Datawarehouse ETL is in other words a storage area for data and a set of procedures known as extract-transformation-load (ETL). Their purpose is to conduct analysis and simplify the reporting. Datawarehouse ETL holds all sorts of data – featuring organized, standarized, clean and also consistent source of information for further processing.

The most important requirement for a datawarehouse with ETL processes set up is that it should provide access to the data through a presentation layer, not low-level database queries.

The process starts with data extraction. Extraction may be performed from many sources – relational database, flat file system or such a system as Information Management System or even data structures as Indexed Sequentional Access Method or Virtual Storage Access Method.

For wider range operations extraction can be performed even from external systems by web spidering (gathering data from World Wide Web using certain programs called web crawlers) or screen-scraping (gathering data by using terminal's on-screen information). Information is analyzed and if it does not fit the requirements, it is rejected.

Proper data has to be defined, then copied for the next step – transformation. Transformation includes numerous procedures that are preparing the data to be loaded. First procedure is to clear the data from any unwanted information which is also known as dirty data. Data cleansing includes such basic operations as misspellings correction or resolving miscellaneous conflicts among data records. Data has to be also combined when it comes from different sources and any duplications have to be eliminated. Sometimes data could be incomplete or miss some parts – that is also dealt with in this step. Some data needs no manipulation whatsoever.

Preparing the data for next steps is almost completely dominated by simple sorting and processing. Often, instead of relation-based operations, datawarehouse ETL includes only massive file-system. In other cases data is transformed onto predefined normalized structure which is called enterprise data warehouse. With this normalized structures comes longer transformation time because data could be already in some defined form and then it has to be broken and re-set again to fit to our normalized structure. The key is to find balance between staging area where we prepare data and presentation area where most business-important decisions are being made.

After transformation, there comes another step – loading the data. Loading already transformed data to loading facilities is affiliated with indexing for further queries.
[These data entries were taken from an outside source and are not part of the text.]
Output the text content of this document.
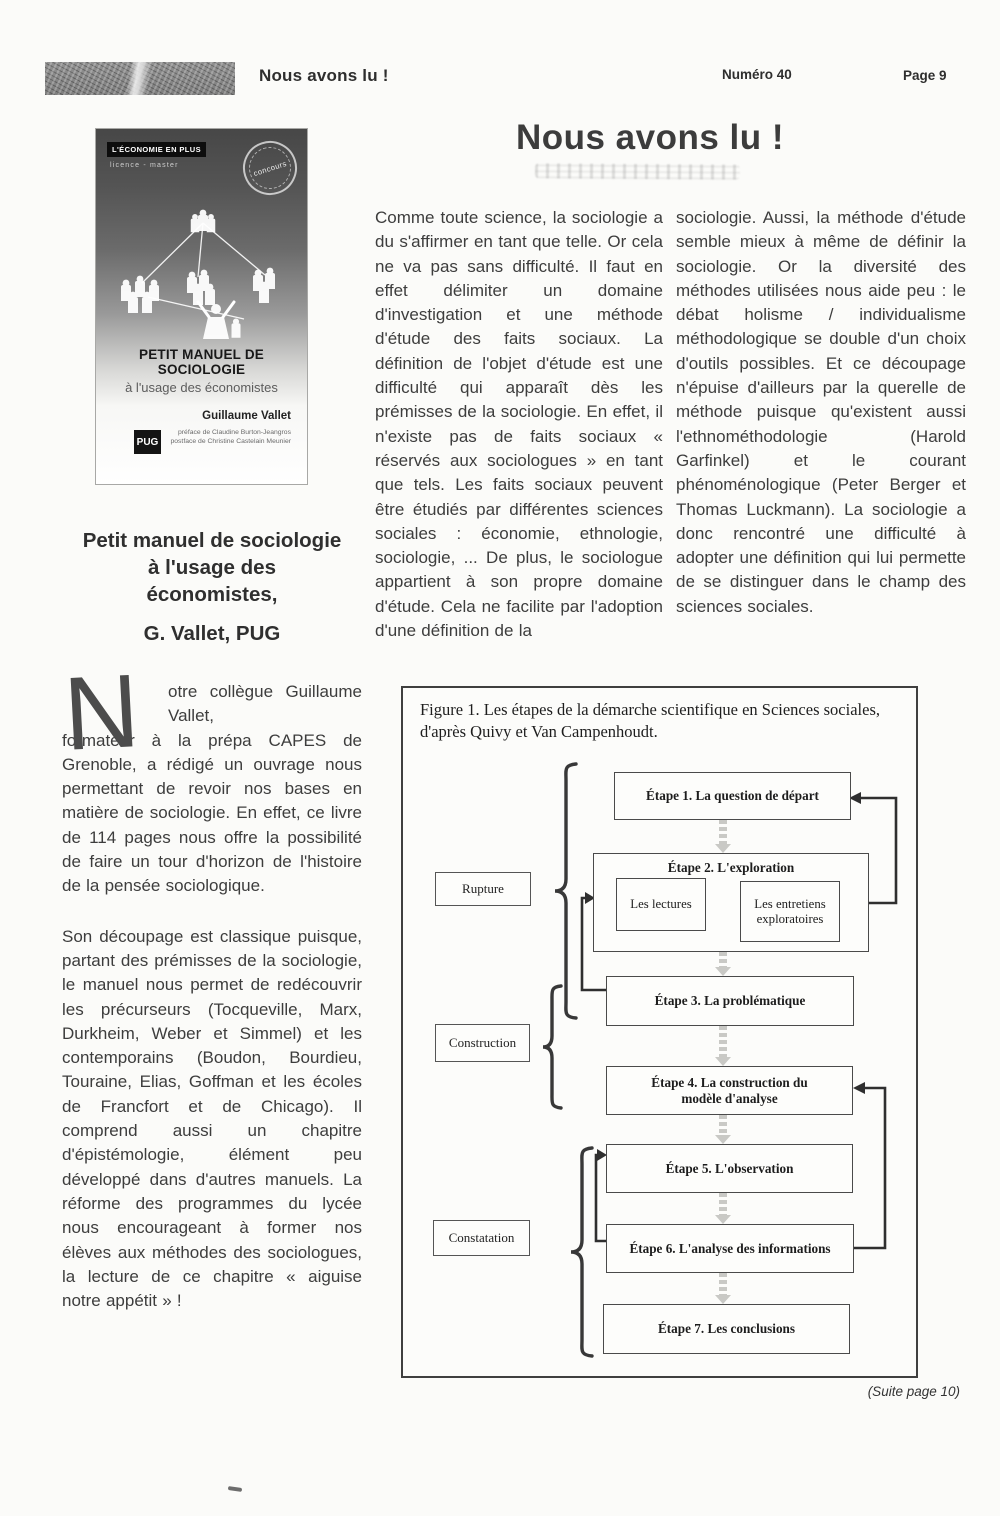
Nous avons lu !	Numéro 40	Page 9
L'ÉCONOMIE EN PLUS
licence - master	concours
PETIT MANUEL DE SOCIOLOGIE
à l'usage des économistes
Guillaume Vallet
préface de Claudine Burton-Jeangros
postface de Christine Castelain Meunier
PUG
Nous avons lu !
Comme toute science, la sociologie a du s'affirmer en tant que telle. Or cela ne va pas sans difficulté. Il faut en effet délimiter un domaine d'investigation et une méthode d'étude des faits sociaux. La définition de l'objet d'étude est une difficulté qui apparaît dès les prémisses de la sociologie. En effet, il n'existe pas de faits sociaux « réservés aux sociologues » en tant que tels. Les faits sociaux peuvent être étudiés par différentes sciences sociales : économie, ethnologie, sociologie, ... De plus, le sociologue appartient à son propre domaine d'étude. Cela ne facilite par l'adoption d'une définition de la
sociologie. Aussi, la méthode d'étude semble mieux à même de définir la sociologie. Or la diversité des méthodes utilisées nous aide peu : le débat holisme / individualisme méthodologique se double d'un choix d'outils possibles. Et ce découpage n'épuise d'ailleurs par la querelle de méthode puisque qu'existent aussi l'ethnométhodologie (Harold Garfinkel) et le courant phénoménologique (Peter Berger et Thomas Luckmann). La sociologie a donc rencontré une difficulté à adopter une définition qui lui permette de se distinguer dans le champ des sciences sociales.
Petit manuel de sociologie
à l'usage des
économistes,
G. Vallet, PUG
N otre collègue Guillaume Vallet,
formateur à la prépa CAPES de Grenoble, a rédigé un ouvrage nous permettant de revoir nos bases en matière de sociologie. En effet, ce livre de 114 pages nous offre la possibilité de faire un tour d'horizon de l'histoire de la pensée sociologique.
Son découpage est classique puisque, partant des prémisses de la sociologie, le manuel nous permet de redécouvrir les précurseurs (Tocqueville, Marx, Durkheim, Weber et Simmel) et les contemporains (Boudon, Bourdieu, Touraine, Elias, Goffman et les écoles de Francfort et de Chicago). Il comprend aussi un chapitre d'épistémologie, élément peu développé dans d'autres manuels. La réforme des programmes du lycée nous encourageant à former nos élèves aux méthodes des sociologues, la lecture de ce chapitre « aiguise notre appétit » !
Figure 1. Les étapes de la démarche scientifique en Sciences sociales, d'après Quivy et Van Campenhoudt.
Étape 1. La question de départ
Étape 2. L'exploration
Les lectures	Les entretiens exploratoires
Étape 3. La problématique
Étape 4. La construction du modèle d'analyse
Étape 5. L'observation
Étape 6. L'analyse des informations
Étape 7. Les conclusions
Rupture
Construction
Constatation
(Suite page 10)
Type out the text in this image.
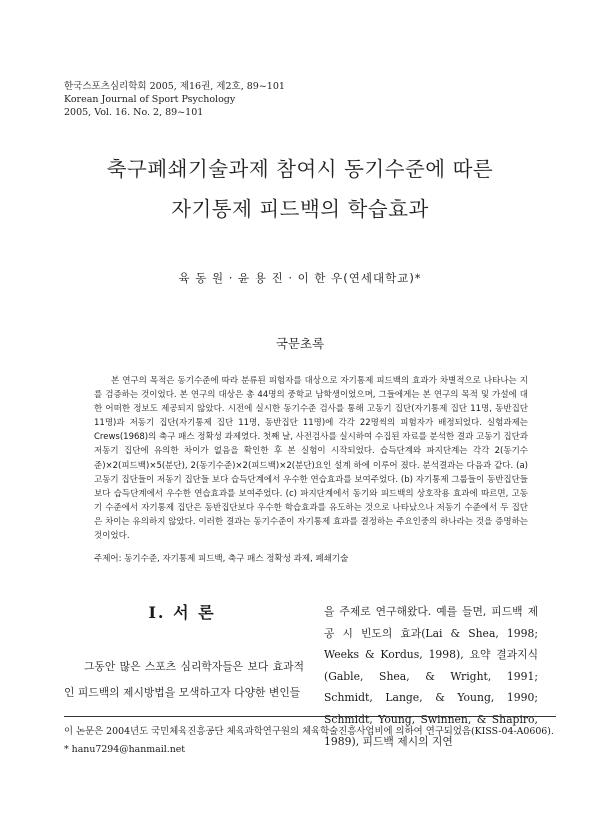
한국스포츠심리학회 2005, 제16권, 제2호, 89~101
Korean Journal of Sport Psychology
2005, Vol. 16. No. 2, 89~101
축구폐쇄기술과제 참여시 동기수준에 따른
자기통제 피드백의 학습효과
육 동 원 · 윤 용 진 · 이 한 우(연세대학교)*
국문초록

본 연구의 목적은 동기수준에 따라 분류된 피험자를 대상으로 자기통제 피드백의 효과가 차별적으로 나타나는 지를 검증하는 것이었다. 본 연구의 대상은 총 44명의 중학교 남학생이었으며, 그들에게는 본 연구의 목적 및 가설에 대한 어떠한 정보도 제공되지 않았다. 시전에 실시한 동기수준 검사를 통해 고동기 집단(자기통제 집단 11명, 동반집단 11명)과 저동기 집단(자기통제 집단 11명, 동반집단 11명)에 각각 22명씩의 피험자가 배정되었다. 실험과제는 Crews(1968)의 축구 패스 정확성 과제였다. 첫째 날, 사전검사를 실시하여 수집된 자료를 분석한 결과 고동기 집단과 저동기 집단에 유의한 차이가 없음을 확인한 후 본 실험이 시작되었다. 습득단계와 파지단계는 각각 2(동기수준)×2(피드백)×5(분단), 2(동기수준)×2(피드백)×2(분단)요인 설계 하에 이루어 졌다. 분석결과는 다음과 같다. (a) 고동기 집단들이 저동기 집단들 보다 습득단계에서 우수한 연습효과를 보여주었다. (b) 자기통제 그룹들이 동반집단들 보다 습득단계에서 우수한 연습효과를 보여주었다. (c) 파지단계에서 동기와 피드백의 상호작용 효과에 따르면, 고동기 수준에서 자기통제 집단은 동반집단보다 우수한 학습효과를 유도하는 것으로 나타났으나 저동기 수준에서 두 집단은 차이는 유의하지 않았다. 이러한 결과는 동기수준이 자기통제 효과를 결정하는 주요인중의 하나라는 것을 증명하는 것이었다.

주제어: 동기수준, 자기통제 피드백, 축구 패스 정확성 과제, 폐쇄기술
Ⅰ. 서 론

그동안 많은 스포츠 심리학자들은 보다 효과적인 피드백의 제시방법을 모색하고자 다양한 변인들

을 주제로 연구해왔다. 예를 들면, 피드백 제공 시 빈도의 효과(Lai & Shea, 1998; Weeks & Kordus, 1998), 요약 결과지식(Gable, Shea, & Wright, 1991; Schmidt, Lange, & Young, 1990; Schmidt, Young, Swinnen, & Shapiro, 1989), 피드백 제시의 지연

이 논문은 2004년도 국민체육진흥공단 체육과학연구원의 체육학술진흥사업비에 의하여 연구되었음(KISS-04-A0606).
* hanu7294@hanmail.net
This step is final – data is ready to be published for user community – new assumptions and any occured changes are revealed.
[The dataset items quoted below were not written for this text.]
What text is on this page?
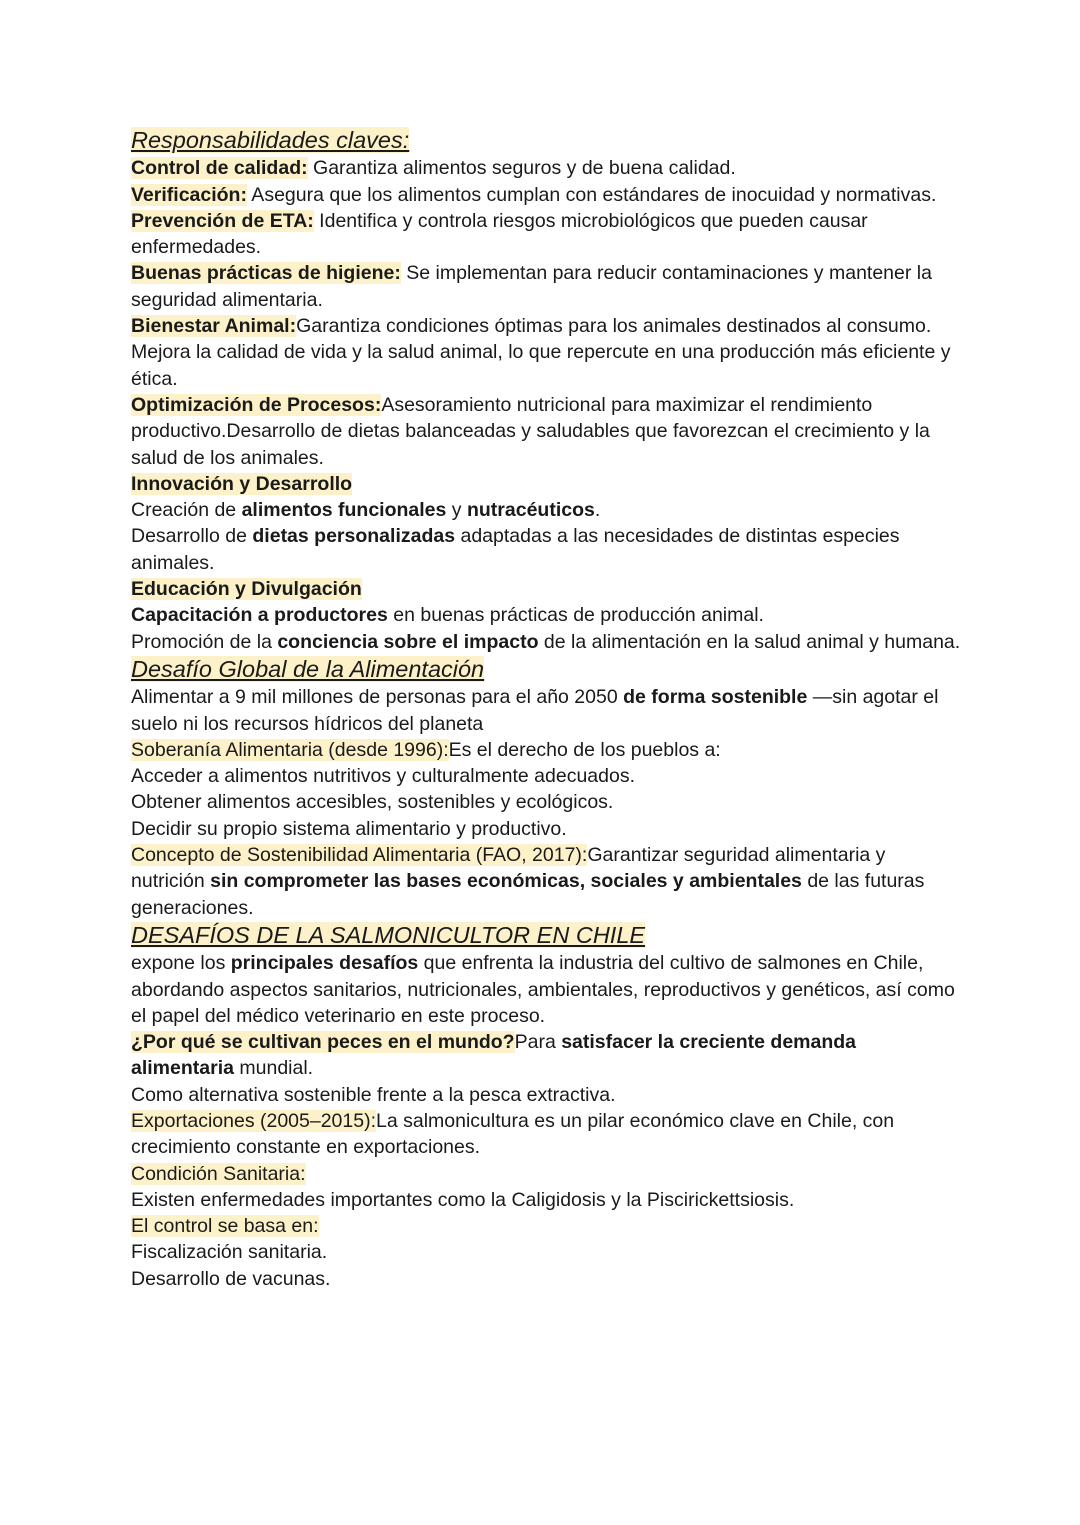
Responsabilidades claves:

Control de calidad: Garantiza alimentos seguros y de buena calidad.

Verificación: Asegura que los alimentos cumplan con estándares de inocuidad y normativas.

Prevención de ETA: Identifica y controla riesgos microbiológicos que pueden causar enfermedades.

Buenas prácticas de higiene: Se implementan para reducir contaminaciones y mantener la seguridad alimentaria.

Bienestar Animal:Garantiza condiciones óptimas para los animales destinados al consumo. Mejora la calidad de vida y la salud animal, lo que repercute en una producción más eficiente y ética.

Optimización de Procesos:Asesoramiento nutricional para maximizar el rendimiento productivo.Desarrollo de dietas balanceadas y saludables que favorezcan el crecimiento y la salud de los animales.

Innovación y Desarrollo

Creación de alimentos funcionales y nutracéuticos.

Desarrollo de dietas personalizadas adaptadas a las necesidades de distintas especies animales.

Educación y Divulgación

Capacitación a productores en buenas prácticas de producción animal.

Promoción de la conciencia sobre el impacto de la alimentación en la salud animal y humana.

Desafío Global de la Alimentación

Alimentar a 9 mil millones de personas para el año 2050 de forma sostenible —sin agotar el suelo ni los recursos hídricos del planeta

Soberanía Alimentaria (desde 1996):Es el derecho de los pueblos a:

Acceder a alimentos nutritivos y culturalmente adecuados.

Obtener alimentos accesibles, sostenibles y ecológicos.

Decidir su propio sistema alimentario y productivo.

Concepto de Sostenibilidad Alimentaria (FAO, 2017):Garantizar seguridad alimentaria y nutrición sin comprometer las bases económicas, sociales y ambientales de las futuras generaciones.

DESAFÍOS DE LA SALMONICULTOR EN CHILE

expone los principales desafíos que enfrenta la industria del cultivo de salmones en Chile, abordando aspectos sanitarios, nutricionales, ambientales, reproductivos y genéticos, así como el papel del médico veterinario en este proceso.

¿Por qué se cultivan peces en el mundo?Para satisfacer la creciente demanda alimentaria mundial.

Como alternativa sostenible frente a la pesca extractiva.

Exportaciones (2005–2015):La salmonicultura es un pilar económico clave en Chile, con crecimiento constante en exportaciones.

Condición Sanitaria:

Existen enfermedades importantes como la Caligidosis y la Piscirickettsiosis.

El control se basa en:

Fiscalización sanitaria.

Desarrollo de vacunas.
Any flaws in this complicated process transform into massive delays that is why pre-extraction data profiling is vital. Datawarehouse ETL also provides homogeneous environment for heterogeneous data. Designers should estimate the quantity of the data to be transformed by datawarehouse ETL. Sometimes it is several TB (terabytes) per hour, sometimes less. Growth of the database could be exponential – powerful central processing unit, vast disk space and huge memory bandwith should be ensured.